Já na Câmara Federal, a corrida foi para aprovar a chamada “admissibilidade” da reforma da Previdência proposta pelo governo de Michel Temer. Mesmo com a resistência dos partidos do centrão, após mais de oito horas de sessão, a Comissão de Constituição e Justiça da Câmara dos Deputados aprovou, na madrugada desta quinta-feira, por 31 votos contra 20, a admissibilidade da proposta. O resultado foi muito aquém do esperado pelo governo, com muitos deputados de partidos aliados votando contra a medida.  Temendo não ter força para enfrentar o “kit obstrução” – mecanismos regimentais que atrasam a análise de propostas, como a apresentação de vários requerimentos protelatórios – o governo concordou em adiar para fevereiro de 2017 a criação da comissão especial que irá analisar a medida, o segundo passo da tramitação.

BAIXA NO GOVERNO

O advogado José Yunes, assessor do presidente Michel Temer, pediu demissão depois de ter sido citado pelo ex-executivo da Odebrecht, Cláudio Melo Filho, em delação premiada da Lava Jato.
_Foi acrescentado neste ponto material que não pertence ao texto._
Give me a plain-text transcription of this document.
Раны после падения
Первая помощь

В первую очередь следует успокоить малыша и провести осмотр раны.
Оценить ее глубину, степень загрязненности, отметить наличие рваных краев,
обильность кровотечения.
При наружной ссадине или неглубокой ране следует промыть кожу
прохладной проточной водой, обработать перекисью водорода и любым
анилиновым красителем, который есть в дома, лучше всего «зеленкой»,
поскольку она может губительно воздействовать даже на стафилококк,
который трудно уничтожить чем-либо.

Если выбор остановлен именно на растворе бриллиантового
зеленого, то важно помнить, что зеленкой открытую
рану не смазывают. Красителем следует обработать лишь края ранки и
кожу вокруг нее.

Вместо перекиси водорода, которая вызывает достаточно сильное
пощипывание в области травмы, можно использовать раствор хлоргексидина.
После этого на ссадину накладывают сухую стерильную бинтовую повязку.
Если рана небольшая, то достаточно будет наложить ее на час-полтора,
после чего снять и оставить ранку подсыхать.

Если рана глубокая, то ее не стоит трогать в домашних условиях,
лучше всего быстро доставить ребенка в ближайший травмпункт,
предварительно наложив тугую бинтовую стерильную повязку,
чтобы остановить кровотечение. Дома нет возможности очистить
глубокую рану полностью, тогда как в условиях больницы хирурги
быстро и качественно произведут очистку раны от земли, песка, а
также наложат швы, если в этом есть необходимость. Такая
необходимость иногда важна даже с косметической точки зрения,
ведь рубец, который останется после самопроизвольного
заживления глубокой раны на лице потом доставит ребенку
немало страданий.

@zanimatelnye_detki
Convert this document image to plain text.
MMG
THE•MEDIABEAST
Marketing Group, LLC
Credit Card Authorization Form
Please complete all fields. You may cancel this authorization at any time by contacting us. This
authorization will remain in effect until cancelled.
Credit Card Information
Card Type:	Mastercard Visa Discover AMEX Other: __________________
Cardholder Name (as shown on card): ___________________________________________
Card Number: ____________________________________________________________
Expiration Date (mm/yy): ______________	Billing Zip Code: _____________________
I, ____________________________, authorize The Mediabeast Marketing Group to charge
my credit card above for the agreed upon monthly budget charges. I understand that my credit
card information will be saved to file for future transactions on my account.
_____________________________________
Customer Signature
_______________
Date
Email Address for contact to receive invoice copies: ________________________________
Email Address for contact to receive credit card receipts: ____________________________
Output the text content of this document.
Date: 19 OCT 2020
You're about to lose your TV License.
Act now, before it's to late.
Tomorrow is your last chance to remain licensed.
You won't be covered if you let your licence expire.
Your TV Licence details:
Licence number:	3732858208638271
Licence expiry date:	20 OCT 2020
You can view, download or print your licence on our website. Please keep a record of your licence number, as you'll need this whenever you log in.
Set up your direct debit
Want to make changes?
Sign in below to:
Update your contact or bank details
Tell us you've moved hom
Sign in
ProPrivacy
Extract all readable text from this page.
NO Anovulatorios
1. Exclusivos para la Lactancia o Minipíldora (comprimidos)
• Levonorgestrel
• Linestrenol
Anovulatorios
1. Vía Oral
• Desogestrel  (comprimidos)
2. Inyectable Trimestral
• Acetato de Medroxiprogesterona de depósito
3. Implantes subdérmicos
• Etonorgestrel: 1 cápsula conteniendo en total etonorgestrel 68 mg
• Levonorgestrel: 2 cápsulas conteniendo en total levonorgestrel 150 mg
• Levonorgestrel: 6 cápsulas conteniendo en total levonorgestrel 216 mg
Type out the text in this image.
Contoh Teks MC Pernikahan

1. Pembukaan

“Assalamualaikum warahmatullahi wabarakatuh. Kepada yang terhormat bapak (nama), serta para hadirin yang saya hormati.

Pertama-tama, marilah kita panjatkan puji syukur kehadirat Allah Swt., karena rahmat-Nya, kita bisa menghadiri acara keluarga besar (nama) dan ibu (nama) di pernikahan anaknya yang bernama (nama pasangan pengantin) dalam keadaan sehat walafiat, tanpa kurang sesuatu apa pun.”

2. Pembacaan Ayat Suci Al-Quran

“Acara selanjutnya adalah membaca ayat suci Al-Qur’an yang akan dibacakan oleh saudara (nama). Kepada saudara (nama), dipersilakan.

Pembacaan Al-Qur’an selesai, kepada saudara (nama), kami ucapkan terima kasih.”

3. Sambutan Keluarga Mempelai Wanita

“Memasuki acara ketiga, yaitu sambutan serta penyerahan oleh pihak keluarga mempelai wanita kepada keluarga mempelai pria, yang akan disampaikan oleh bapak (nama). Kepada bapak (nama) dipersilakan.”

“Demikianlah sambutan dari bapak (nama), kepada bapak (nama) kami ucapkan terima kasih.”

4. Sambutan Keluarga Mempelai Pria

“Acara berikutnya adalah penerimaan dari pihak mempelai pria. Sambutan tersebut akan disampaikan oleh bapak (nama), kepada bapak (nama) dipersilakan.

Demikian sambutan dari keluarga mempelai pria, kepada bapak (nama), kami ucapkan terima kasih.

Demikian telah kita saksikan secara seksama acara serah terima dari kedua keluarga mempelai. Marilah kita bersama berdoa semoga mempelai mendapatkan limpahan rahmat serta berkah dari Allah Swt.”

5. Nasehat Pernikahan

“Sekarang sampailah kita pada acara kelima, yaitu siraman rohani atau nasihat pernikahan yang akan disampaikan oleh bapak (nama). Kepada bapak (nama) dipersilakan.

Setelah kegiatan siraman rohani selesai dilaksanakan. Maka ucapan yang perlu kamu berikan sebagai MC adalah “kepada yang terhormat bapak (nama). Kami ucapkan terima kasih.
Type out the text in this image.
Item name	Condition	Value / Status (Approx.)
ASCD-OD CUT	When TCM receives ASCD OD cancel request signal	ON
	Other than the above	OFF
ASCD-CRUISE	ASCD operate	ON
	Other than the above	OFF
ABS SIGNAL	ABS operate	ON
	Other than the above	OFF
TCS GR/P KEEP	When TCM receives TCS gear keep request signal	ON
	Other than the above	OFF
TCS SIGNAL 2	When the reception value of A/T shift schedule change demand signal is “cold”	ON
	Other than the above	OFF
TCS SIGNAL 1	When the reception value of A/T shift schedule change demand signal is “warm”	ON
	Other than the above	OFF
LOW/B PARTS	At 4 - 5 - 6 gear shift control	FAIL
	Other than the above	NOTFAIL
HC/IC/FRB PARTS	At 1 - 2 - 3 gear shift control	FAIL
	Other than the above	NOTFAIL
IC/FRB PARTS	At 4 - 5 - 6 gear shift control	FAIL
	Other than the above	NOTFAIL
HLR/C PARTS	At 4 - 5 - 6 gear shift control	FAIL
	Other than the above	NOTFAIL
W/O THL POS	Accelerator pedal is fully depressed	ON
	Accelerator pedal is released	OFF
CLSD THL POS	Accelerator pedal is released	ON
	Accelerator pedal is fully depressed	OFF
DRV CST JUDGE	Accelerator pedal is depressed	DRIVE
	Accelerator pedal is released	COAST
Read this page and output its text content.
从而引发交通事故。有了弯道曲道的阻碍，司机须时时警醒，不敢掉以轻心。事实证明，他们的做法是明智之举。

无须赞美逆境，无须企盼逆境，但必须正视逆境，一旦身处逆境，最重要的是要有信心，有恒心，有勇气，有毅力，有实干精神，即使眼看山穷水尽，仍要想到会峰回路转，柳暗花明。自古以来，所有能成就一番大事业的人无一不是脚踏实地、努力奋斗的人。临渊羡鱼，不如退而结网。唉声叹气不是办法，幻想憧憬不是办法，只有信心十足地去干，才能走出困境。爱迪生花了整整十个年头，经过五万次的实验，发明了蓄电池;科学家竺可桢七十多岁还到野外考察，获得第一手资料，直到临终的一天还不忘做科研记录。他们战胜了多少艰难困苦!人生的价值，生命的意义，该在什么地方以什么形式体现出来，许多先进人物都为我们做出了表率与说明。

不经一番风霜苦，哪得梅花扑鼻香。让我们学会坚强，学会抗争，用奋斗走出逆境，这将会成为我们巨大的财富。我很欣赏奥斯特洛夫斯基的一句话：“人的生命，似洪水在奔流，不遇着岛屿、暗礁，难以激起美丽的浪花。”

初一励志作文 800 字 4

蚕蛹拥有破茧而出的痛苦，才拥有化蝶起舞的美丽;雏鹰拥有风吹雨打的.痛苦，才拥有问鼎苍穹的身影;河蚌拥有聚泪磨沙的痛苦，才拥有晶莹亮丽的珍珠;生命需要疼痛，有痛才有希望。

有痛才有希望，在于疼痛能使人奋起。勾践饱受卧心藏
O delator disse que Yunes recebeu parte do repasse de R$ 10 milhões feito pela empreiteira ao PMDB, a pedido do próprio Temer, que na época era vice-presidente. A demissão aconteceu depois que Marcelo Odebrecht, ex-presidente da construtora, confirmou a versão de Melo Filho sobre o pagamento da propina. A informação que circulou nos bastidores é de que os principais aliados do presidente Temer – o ministro-chefe da Casa Civil, Eliseu Padilha, e o secretário Moreira Franco, o líder do governo no Congresso, senador Romero Jucá (PMDB-RR) – também tinham a intenção de pedir demissão, mas foi negada pelos aliados durante almoço com o presidente, na quarta-feira.

PRESIDENTE BLINDADO

O Planalto e aliados decidiram enfrentar o Ministério Público Federal e tentar blindar o governo Temer contra as delações de executivos da Odebrecht na Lava Jato. A orientação é dizer que os procuradores jogam contra a recuperação do país. Outra estratégia é entrar com pedido para anular a delação premiada de Cláudio Melo Filho, ex-executivo da empreiteira. A anulação foi sugerida por Temer em carta ao procurador-geral, Rodrigo Janot. Para investigadores, é só o primeiro passo no sentido de barrar a Lava Jato.

MULHERES NO PODER

O último dia do seminário Mulheres no Poder: Diálogo sobre Empoderamento Político, Econômico e Social e Enfrentamento à Violência foi marcado por protestos e denúncias trazidos pelos movimentos de mulheres estudantes, sindicalistas, rurais, negras, indígenas e militantes de grupos LGBT). As manifestações desta quinta-feira deverão ser reunidas em um documento final, a ser entregue aos presidentes do Senado e da Câmara e que deverão balizar a pauta feminina em 2017. O seminário foi organizado pela Procuradoria Especial da Mulher do Senado, em parceria com o Observatório da Mulher contra a Violência do Senado, o Banco Mundial e a ONU Mulheres.

QUEDA NOS SERVIÇOS

O setor de serviços no país encolheu em outubro pelo 19º mês seguido. As empresas da área faturaram 7,6% a menos em relação ao mesmo mês do ano anterior. A queda foi a pior para o mês de outubro desde 2012. Com esses resultados, a queda acumulada em 2016 chegou a 5%. Em 12 meses, a queda é de 5,1%. Os dados são do IBGE.